I run on sex, sleep, chocolate and anger and if that isn’t wholesome I don’t know what is.
I’m tired of finding my own way in life, I’d like a glow-in-the-dark map right about now.
The weirdest thing about online teaching sessions are that the lecturer is explaining this abstract concept that flies by your head while you lie in bed and check the WhatsApp group where everyone is commenting on his drapes/lighting/interior decoration.
Private investigator playing for both sides, I disappear people and find missing people. And sometimes for kicks, I’ll just disappear myself.
Your Tumblr username decides your profession. How is your first day at work?
I hate your guts but here’s some chocolate flavored Yoplait to help you through it.
Me: I don’t have any seemingly recognizable human emotions that you could pin me under. I’m impenetrable and indecipherable. The ultimate warrior archetype.
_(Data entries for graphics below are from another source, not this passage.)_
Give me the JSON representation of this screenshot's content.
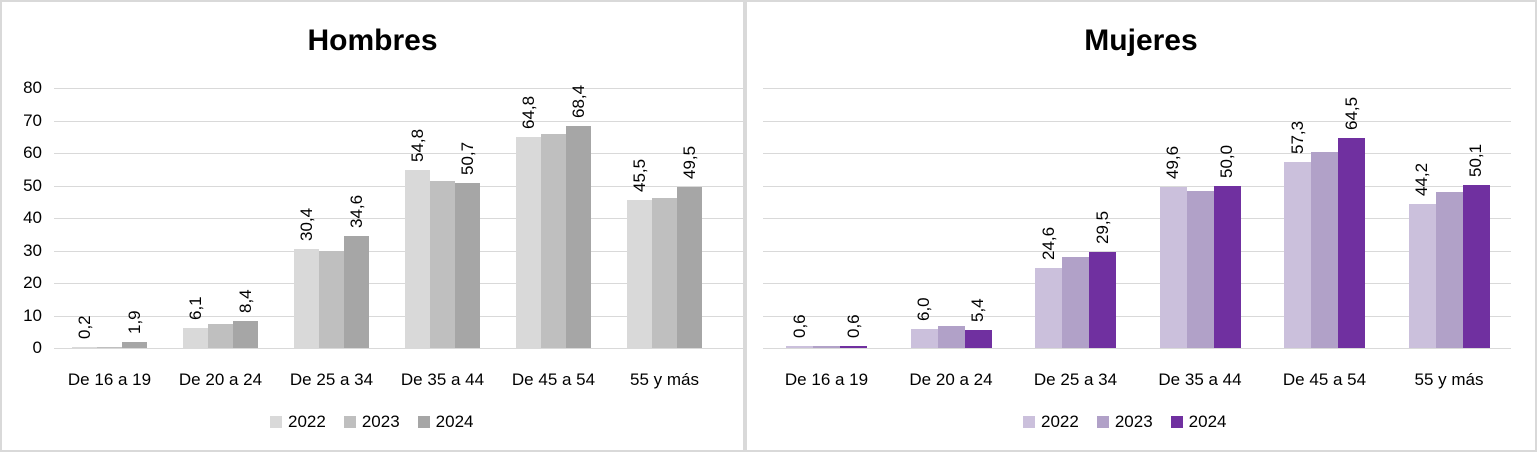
{
  "chart_data": [
    {
      "type": "bar",
      "title": "Hombres",
      "categories": [
        "De 16 a 19",
        "De 20 a 24",
        "De 25 a 34",
        "De 35 a 44",
        "De 45 a 54",
        "55 y más"
      ],
      "series": [
        {
          "name": "2022",
          "color": "#d9d9d9",
          "values": [
            0.2,
            6.1,
            30.4,
            54.8,
            64.8,
            45.5
          ],
          "labels": [
            "0,2",
            "6,1",
            "30,4",
            "54,8",
            "64,8",
            "45,5"
          ]
        },
        {
          "name": "2023",
          "color": "#bfbfbf",
          "values": [
            0.4,
            7.4,
            30.0,
            51.3,
            66.0,
            46.2
          ],
          "labels": [
            "",
            "",
            "",
            "",
            "",
            ""
          ]
        },
        {
          "name": "2024",
          "color": "#a6a6a6",
          "values": [
            1.9,
            8.4,
            34.6,
            50.7,
            68.4,
            49.5
          ],
          "labels": [
            "1,9",
            "8,4",
            "34,6",
            "50,7",
            "68,4",
            "49,5"
          ]
        }
      ],
      "xlabel": "",
      "ylabel": "",
      "ylim": [
        0,
        80
      ],
      "yticks": [
        "0",
        "10",
        "20",
        "30",
        "40",
        "50",
        "60",
        "70",
        "80"
      ],
      "grid": true,
      "legend_position": "bottom"
    },
    {
      "type": "bar",
      "title": "Mujeres",
      "categories": [
        "De 16 a 19",
        "De 20 a 24",
        "De 25 a 34",
        "De 35 a 44",
        "De 45 a 54",
        "55 y más"
      ],
      "series": [
        {
          "name": "2022",
          "color": "#cbc0dc",
          "values": [
            0.6,
            6.0,
            24.6,
            49.6,
            57.3,
            44.2
          ],
          "labels": [
            "0,6",
            "6,0",
            "24,6",
            "49,6",
            "57,3",
            "44,2"
          ]
        },
        {
          "name": "2023",
          "color": "#b1a1c8",
          "values": [
            0.7,
            6.8,
            28.0,
            48.3,
            60.2,
            48.0
          ],
          "labels": [
            "",
            "",
            "",
            "",
            "",
            ""
          ]
        },
        {
          "name": "2024",
          "color": "#7030a0",
          "values": [
            0.6,
            5.4,
            29.5,
            50.0,
            64.5,
            50.1
          ],
          "labels": [
            "0,6",
            "5,4",
            "29,5",
            "50,0",
            "64,5",
            "50,1"
          ]
        }
      ],
      "xlabel": "",
      "ylabel": "",
      "ylim": [
        0,
        80
      ],
      "yticks": [],
      "grid": true,
      "legend_position": "bottom"
    }
  ]
}
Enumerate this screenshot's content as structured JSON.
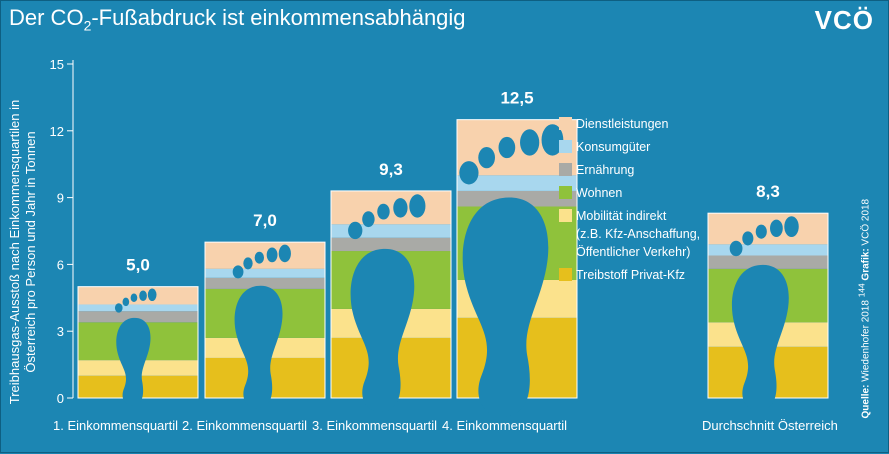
{
  "header": {
    "title_prefix": "Der CO",
    "title_sub": "2",
    "title_suffix": "-Fußabdruck ist einkommensabhängig",
    "logo": "VCÖ"
  },
  "y_axis_label": "Treibhausgas-Ausstoß nach Einkommensquartilen in Österreich pro Person und Jahr in Tonnen",
  "source": {
    "label": "Quelle:",
    "text": "Wiedenhofer 2018",
    "note": "144",
    "grafik_label": "Grafik:",
    "grafik_text": "VCÖ 2018"
  },
  "colors": {
    "background": "#1c86b3",
    "dienstleistungen": "#f8d2ad",
    "konsumgueter": "#a8d7ee",
    "ernaehrung": "#a9aaa6",
    "wohnen": "#8fc23b",
    "mobilitaet_indirekt": "#fbe28c",
    "treibstoff": "#e6bf1c",
    "footprint": "#1c86b3"
  },
  "chart_data": {
    "type": "bar",
    "stacked": true,
    "categories": [
      "1. Einkommensquartil",
      "2. Einkommensquartil",
      "3. Einkommensquartil",
      "4. Einkommensquartil",
      "Durchschnitt Österreich"
    ],
    "totals": [
      5.0,
      7.0,
      9.3,
      12.5,
      8.3
    ],
    "total_labels": [
      "5,0",
      "7,0",
      "9,3",
      "12,5",
      "8,3"
    ],
    "ylim": [
      0,
      15
    ],
    "yticks": [
      "0",
      "3",
      "6",
      "9",
      "12",
      "15"
    ],
    "grid": false,
    "legend_position": "right",
    "series": [
      {
        "name": "Treibstoff Privat-Kfz",
        "key": "treibstoff",
        "values": [
          1.0,
          1.8,
          2.7,
          3.6,
          2.3
        ]
      },
      {
        "name": "Mobilität indirekt",
        "name_lines": [
          "Mobilität indirekt",
          "(z.B. Kfz-Anschaffung,",
          "Öffentlicher Verkehr)"
        ],
        "key": "mobilitaet_indirekt",
        "values": [
          0.7,
          0.9,
          1.3,
          1.7,
          1.1
        ]
      },
      {
        "name": "Wohnen",
        "key": "wohnen",
        "values": [
          1.7,
          2.2,
          2.6,
          3.3,
          2.4
        ]
      },
      {
        "name": "Ernährung",
        "key": "ernaehrung",
        "values": [
          0.5,
          0.5,
          0.6,
          0.7,
          0.6
        ]
      },
      {
        "name": "Konsumgüter",
        "key": "konsumgueter",
        "values": [
          0.3,
          0.4,
          0.6,
          0.7,
          0.5
        ]
      },
      {
        "name": "Dienstleistungen",
        "key": "dienstleistungen",
        "values": [
          0.8,
          1.2,
          1.5,
          2.5,
          1.4
        ]
      }
    ]
  }
}
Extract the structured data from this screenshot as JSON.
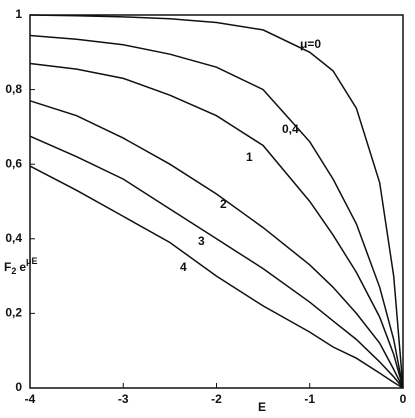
{
  "chart_data": {
    "type": "line",
    "x_label": "E",
    "y_label": {
      "base": "F",
      "sub": "2",
      "exp_base": "e",
      "sup": "μE"
    },
    "x": [
      -4,
      -3.5,
      -3,
      -2.5,
      -2,
      -1.5,
      -1,
      -0.75,
      -0.5,
      -0.25,
      -0.1,
      0
    ],
    "series": [
      {
        "name": "μ=0",
        "color": "#111111",
        "values": [
          1.0,
          0.998,
          0.995,
          0.99,
          0.98,
          0.96,
          0.9,
          0.85,
          0.75,
          0.55,
          0.3,
          0
        ]
      },
      {
        "name": "0,4",
        "color": "#111111",
        "values": [
          0.945,
          0.935,
          0.92,
          0.895,
          0.86,
          0.8,
          0.66,
          0.56,
          0.44,
          0.27,
          0.13,
          0
        ]
      },
      {
        "name": "1",
        "color": "#111111",
        "values": [
          0.87,
          0.855,
          0.83,
          0.785,
          0.73,
          0.65,
          0.5,
          0.41,
          0.31,
          0.19,
          0.09,
          0
        ]
      },
      {
        "name": "2",
        "color": "#111111",
        "values": [
          0.77,
          0.73,
          0.67,
          0.6,
          0.52,
          0.43,
          0.33,
          0.27,
          0.2,
          0.12,
          0.05,
          0
        ]
      },
      {
        "name": "3",
        "color": "#111111",
        "values": [
          0.675,
          0.62,
          0.56,
          0.48,
          0.4,
          0.32,
          0.23,
          0.18,
          0.13,
          0.07,
          0.03,
          0
        ]
      },
      {
        "name": "4",
        "color": "#111111",
        "values": [
          0.595,
          0.53,
          0.46,
          0.39,
          0.3,
          0.22,
          0.15,
          0.11,
          0.08,
          0.04,
          0.015,
          0
        ]
      }
    ],
    "xlim": [
      -4,
      0
    ],
    "xticks": [
      -4,
      -3,
      -2,
      -1,
      0
    ],
    "ylim": [
      0,
      1
    ],
    "yticks": [
      0,
      {
        "value": 0.2,
        "label": "0,2"
      },
      {
        "value": 0.4,
        "label": "0,4"
      },
      {
        "value": 0.6,
        "label": "0,6"
      },
      {
        "value": 0.8,
        "label": "0,8"
      },
      1
    ],
    "grid": false
  }
}
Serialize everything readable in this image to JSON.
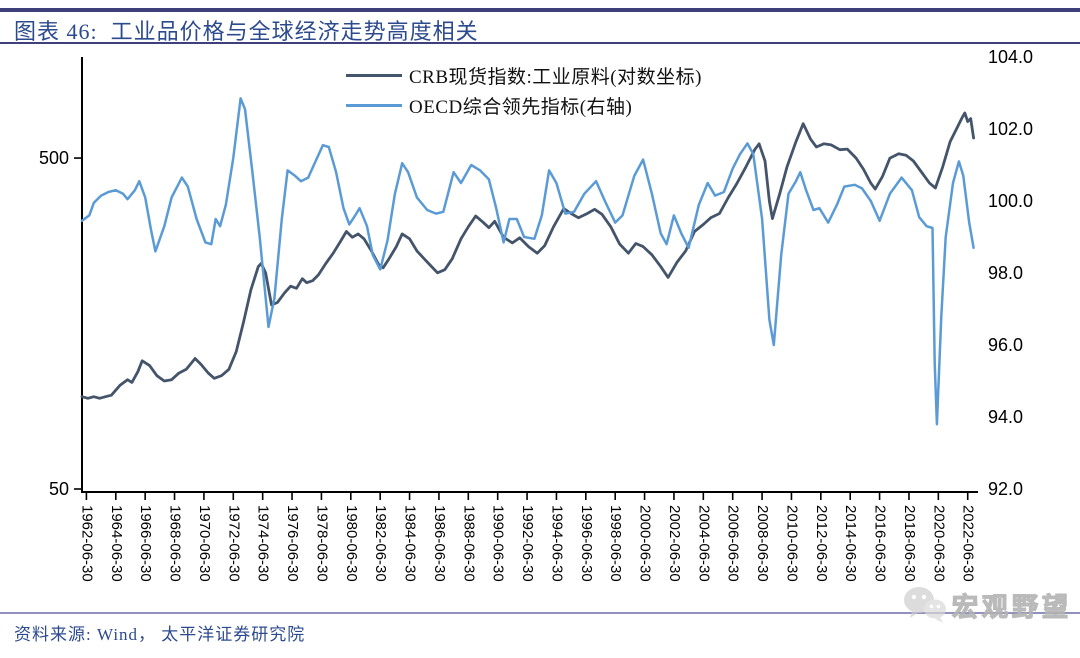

Also me: listens to 6lack at 2am imagining a bad breakup and craving a booty call to supress these sudden feelings.
Huh.
There are two types of people:
Type A: Life is a mess but every app on the phone is categorized into neat folders and knows exactly which folder to navigate to for an app.
Type B: Got life figured out but the phone is an unholy mess waiting to erupt like a dormant volcano. Knows where to find stuff, but anyone else trying to navigate is just heading towards a level 7 migraine.
Italians were hella right in combining pasta, olive oil and garlic. I’m convinced that they’ve got eternal truths hidden in their cuisines at this rate.
Just add pecorino to something and your day is made. Or black pepper. Or some fresh tomatoes. And that’s it. Keep it simple and fresh and heavenly.
I’ve been throwing money at the wrong things my whole life.
Watching big cats meow and purr feels weird because it would be similar to watching mob bosses do the baby voice.
So yes, I do fully react to fictional characters doing dumb things with incredulity and rage and then turn around and encourage myself to place my hands on a burning stove....what are you trying to say?
Never do I regret my life choices more than when there is an impending exam/deadline on the horizon.
Therapy is nice and all but have you ever made drastic life choices in response to the shit you put yourself through out of sheer procrastination?